Uptown truck facility slammed

Manhattan_Times_News.png By Gregg McQueen

It’s a trucking nightmare.

Uptown residents and elected officials are riled up over a city-owned site that the Department of Transportation (DOT) recently transformed into a maintenance truck lot.

The lot, located at 672 West 158th Street near the West Side Highway, was previously the home of “Safety City,” a fenced-in replication of city intersections used to teach school children about traffic safety.

Locals say that the site was repurposed by DOT in March as a truck parking facility, which is disturbing nearby residents with noise and fumes as early as 4:30 a.m.

“The trucks start up early in the morning,” said Henry Brockington, who lives next to the lot. “There’s fumes, noise, traffic, everything is worse since they started putting trucks in here.”

April Ellis, who lives across the street, said she is concerned for her two young sons due to increased truck traffic.

“It’s a very heavily-trafficked street as it is,” said Ellis, who voiced concern that the trucks endanger families attempting to access a nearby park. “To add to that, I think it’s too much.”

“[It’s] disrupting local life in the midst of a densely populated area,” said City Councilmember Mark Levine at a May 23 press conference next to the lot.

In February, Levine and Manhattan Borough President Gale Brewer first stood at the site, then used as Safety City, and called on the de Blasio administration to use the lot to build affordable housing.

They said Safety City was “dramatically underused” and suggested that as many as 200 low-income families could be housed at the site.

At the time, DOT responded that Safety City was “a critical tool” in “carrying out the agency’s core mission” and educating more than 6,000 children annually on pedestrian safety.

On May 23, Levine and Brewer ripped the agency for changing the use of the site after insisting that Safety City was too important for the lot to be repurposed for affordable housing.

“The DOT told us, in no uncertain terms, it had to be used for training, they told us they needed every square inch of this property,” Levine said. “This is unacceptable, and we are here to call out DOT for this disingenuous policy making.”

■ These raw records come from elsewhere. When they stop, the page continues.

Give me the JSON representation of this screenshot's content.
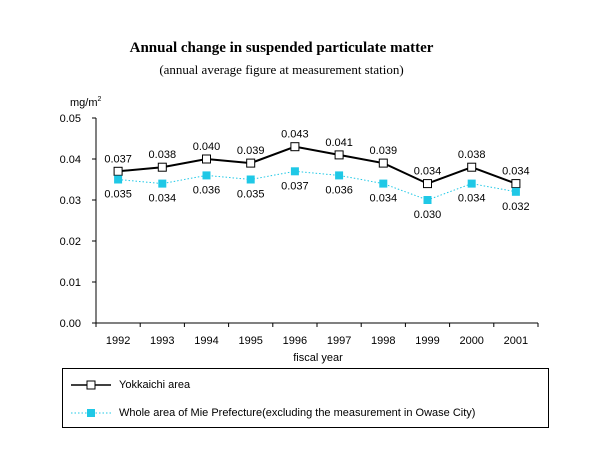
{
  "title": "Annual change in suspended particulate matter",
  "subtitle": "(annual average figure at measurement station)",
  "chart_data": {
    "type": "line",
    "title": "Annual change in suspended particulate matter",
    "subtitle": "(annual average figure at measurement station)",
    "ylabel": "mg/m",
    "ylabel_sup": "2",
    "xlabel": "fiscal year",
    "ylim": [
      0,
      0.05
    ],
    "yticks": [
      "0.00",
      "0.01",
      "0.02",
      "0.03",
      "0.04",
      "0.05"
    ],
    "grid": false,
    "legend_position": "bottom",
    "categories": [
      "1992",
      "1993",
      "1994",
      "1995",
      "1996",
      "1997",
      "1998",
      "1999",
      "2000",
      "2001"
    ],
    "series": [
      {
        "name": "Yokkaichi area",
        "values": [
          0.037,
          0.038,
          0.04,
          0.039,
          0.043,
          0.041,
          0.039,
          0.034,
          0.038,
          0.034
        ],
        "labels": [
          "0.037",
          "0.038",
          "0.040",
          "0.039",
          "0.043",
          "0.041",
          "0.039",
          "0.034",
          "0.038",
          "0.034"
        ],
        "color": "#000000",
        "line_style": "solid",
        "marker": "hollow-square"
      },
      {
        "name": "Whole area of Mie Prefecture(excluding the measurement in Owase City)",
        "values": [
          0.035,
          0.034,
          0.036,
          0.035,
          0.037,
          0.036,
          0.034,
          0.03,
          0.034,
          0.032
        ],
        "labels": [
          "0.035",
          "0.034",
          "0.036",
          "0.035",
          "0.037",
          "0.036",
          "0.034",
          "0.030",
          "0.034",
          "0.032"
        ],
        "color": "#1fc8e6",
        "line_style": "dotted",
        "marker": "filled-square"
      }
    ]
  }
}
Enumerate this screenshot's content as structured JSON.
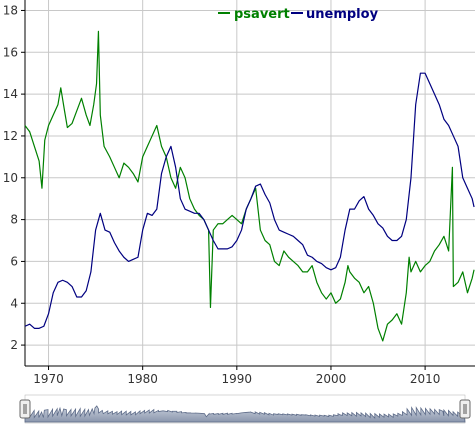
{
  "chart_data": {
    "type": "line",
    "xlim": [
      1967.5,
      2015.3
    ],
    "ylim": [
      1,
      18.5
    ],
    "grid": true,
    "legend_position": "top-right",
    "x_ticks": [
      1970,
      1980,
      1990,
      2000,
      2010
    ],
    "x_tick_labels": [
      "1970",
      "1980",
      "1990",
      "2000",
      "2010"
    ],
    "y_ticks": [
      2,
      4,
      6,
      8,
      10,
      12,
      14,
      16,
      18
    ],
    "y_tick_labels": [
      "2",
      "4",
      "6",
      "8",
      "10",
      "12",
      "14",
      "16",
      "18"
    ],
    "series": [
      {
        "name": "psavert",
        "color": "#008000",
        "x": [
          1967.5,
          1968,
          1968.5,
          1969,
          1969.3,
          1969.6,
          1970,
          1970.5,
          1971,
          1971.3,
          1971.7,
          1972,
          1972.5,
          1973,
          1973.5,
          1974,
          1974.4,
          1974.8,
          1975.1,
          1975.3,
          1975.5,
          1975.9,
          1976.5,
          1977,
          1977.5,
          1978,
          1978.5,
          1979,
          1979.5,
          1980,
          1980.5,
          1981,
          1981.5,
          1982,
          1982.5,
          1983,
          1983.5,
          1984,
          1984.5,
          1985,
          1985.5,
          1986,
          1986.5,
          1987,
          1987.2,
          1987.5,
          1988,
          1988.5,
          1989,
          1989.5,
          1990,
          1990.5,
          1991,
          1991.5,
          1992,
          1992.5,
          1993,
          1993.5,
          1994,
          1994.5,
          1995,
          1995.5,
          1996,
          1996.5,
          1997,
          1997.5,
          1998,
          1998.5,
          1999,
          1999.5,
          2000,
          2000.5,
          2001,
          2001.5,
          2001.8,
          2002,
          2002.5,
          2003,
          2003.5,
          2004,
          2004.5,
          2005,
          2005.5,
          2006,
          2006.5,
          2007,
          2007.5,
          2008,
          2008.3,
          2008.5,
          2009,
          2009.5,
          2010,
          2010.5,
          2011,
          2011.5,
          2012,
          2012.5,
          2012.9,
          2013,
          2013.5,
          2014,
          2014.5,
          2015,
          2015.2
        ],
        "values": [
          12.5,
          12.2,
          11.5,
          10.8,
          9.5,
          11.8,
          12.5,
          13.0,
          13.5,
          14.3,
          13.2,
          12.4,
          12.6,
          13.2,
          13.8,
          13.0,
          12.5,
          13.5,
          14.5,
          17.0,
          13.0,
          11.5,
          11.0,
          10.5,
          10.0,
          10.7,
          10.5,
          10.2,
          9.8,
          11.0,
          11.5,
          12.0,
          12.5,
          11.5,
          11.0,
          10.0,
          9.5,
          10.5,
          10.0,
          9.0,
          8.5,
          8.2,
          8.0,
          7.5,
          3.8,
          7.5,
          7.8,
          7.8,
          8.0,
          8.2,
          8.0,
          7.8,
          8.5,
          9.0,
          9.5,
          7.5,
          7.0,
          6.8,
          6.0,
          5.8,
          6.5,
          6.2,
          6.0,
          5.8,
          5.5,
          5.5,
          5.8,
          5.0,
          4.5,
          4.2,
          4.5,
          4.0,
          4.2,
          5.0,
          5.8,
          5.5,
          5.2,
          5.0,
          4.5,
          4.8,
          4.0,
          2.8,
          2.2,
          3.0,
          3.2,
          3.5,
          3.0,
          4.5,
          6.2,
          5.5,
          6.0,
          5.5,
          5.8,
          6.0,
          6.5,
          6.8,
          7.2,
          6.5,
          10.5,
          4.8,
          5.0,
          5.5,
          4.5,
          5.2,
          5.6
        ]
      },
      {
        "name": "unemploy",
        "color": "#000080",
        "x": [
          1967.5,
          1968,
          1968.5,
          1969,
          1969.5,
          1970,
          1970.5,
          1971,
          1971.5,
          1972,
          1972.5,
          1973,
          1973.5,
          1974,
          1974.5,
          1975,
          1975.5,
          1976,
          1976.5,
          1977,
          1977.5,
          1978,
          1978.5,
          1979,
          1979.5,
          1980,
          1980.5,
          1981,
          1981.5,
          1982,
          1982.5,
          1983,
          1983.5,
          1984,
          1984.5,
          1985,
          1985.5,
          1986,
          1986.5,
          1987,
          1987.5,
          1988,
          1988.5,
          1989,
          1989.5,
          1990,
          1990.5,
          1991,
          1991.5,
          1992,
          1992.5,
          1993,
          1993.5,
          1994,
          1994.5,
          1995,
          1995.5,
          1996,
          1996.5,
          1997,
          1997.5,
          1998,
          1998.5,
          1999,
          1999.5,
          2000,
          2000.5,
          2001,
          2001.5,
          2002,
          2002.5,
          2003,
          2003.5,
          2004,
          2004.5,
          2005,
          2005.5,
          2006,
          2006.5,
          2007,
          2007.5,
          2008,
          2008.5,
          2009,
          2009.5,
          2010,
          2010.5,
          2011,
          2011.5,
          2012,
          2012.5,
          2013,
          2013.5,
          2014,
          2014.5,
          2015,
          2015.2
        ],
        "values": [
          2.9,
          3.0,
          2.8,
          2.8,
          2.9,
          3.5,
          4.5,
          5.0,
          5.1,
          5.0,
          4.8,
          4.3,
          4.3,
          4.6,
          5.5,
          7.5,
          8.3,
          7.5,
          7.4,
          6.9,
          6.5,
          6.2,
          6.0,
          6.1,
          6.2,
          7.5,
          8.3,
          8.2,
          8.5,
          10.2,
          11.0,
          11.5,
          10.5,
          9.0,
          8.5,
          8.4,
          8.3,
          8.3,
          8.0,
          7.5,
          7.0,
          6.6,
          6.6,
          6.6,
          6.7,
          7.0,
          7.5,
          8.5,
          9.0,
          9.6,
          9.7,
          9.2,
          8.8,
          8.0,
          7.5,
          7.4,
          7.3,
          7.2,
          7.0,
          6.8,
          6.3,
          6.2,
          6.0,
          5.9,
          5.7,
          5.6,
          5.7,
          6.2,
          7.5,
          8.5,
          8.5,
          8.9,
          9.1,
          8.5,
          8.2,
          7.8,
          7.6,
          7.2,
          7.0,
          7.0,
          7.2,
          8.0,
          10.0,
          13.5,
          15.0,
          15.0,
          14.5,
          14.0,
          13.5,
          12.8,
          12.5,
          12.0,
          11.5,
          10.0,
          9.5,
          9.0,
          8.6
        ]
      }
    ]
  },
  "range_selector": {
    "fill_color": "#a7b1c4",
    "handle_left_label": "range-start",
    "handle_right_label": "range-end"
  }
}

“This was really sneaky. Very, very sneaky, and really wrong of a city agency,” remarked Brewer.

She suggested that the repurposing was a response by DOT to complaints that the site was underused, and chided the agency for not listening to resident concerns.

“You need to have a discussion about what the community wants. You may agree or disagree, but you sure need to have a conversation,” Brewer stated.

“The whole issue of not having community input is very, very important,” said Leonora Nelson, who has lived in the neighborhood since 1954. “We cannot continue to feel that we’re being left outside of the loop.”

In an email to Manhattan Times, DOT spokeswoman Alana Morales explained that the 158th Street lot was repurposed due to a priority need involving pedestrian ramp repairs, and said that elected officials and the Community Board were informed of the change.

“The trucks start up early in the morning,” said Henry Brockington, who lives next to the lot.

“It is now a facility to base DOT crews that help install Vision Zero Street Improvement Projects (SIPs) and perform critical pedestrian ramp upgrades,” Morales wrote. “Crews set out to conduct this vital safety work early in the day and we are taking measures to mitigate noise resulting from these mobilizations.”

“Our SIP work is making an impact with fatalities on a continued decline and 2017 being the safest year on record,” Morales added. “Our pedestrian ramp repair efforts are highly prioritized in the upcoming budget with well over $100 million in annual funding and hundreds of additional employees allocated for this work, which will include assessing over 300,000 pedestrian ramp locations across our complex street network.”

During the press conference, the DOT lot contained several parked trucks but displayed little activity, which Levine dubbed “a show” staged by the DOT to make the site seem less intrusive for the media.

“This is far fewer trucks than usual. They knew about this press conference. They tried to make it look low-impact,” he said. “No show during a press conference is going to fool the community.”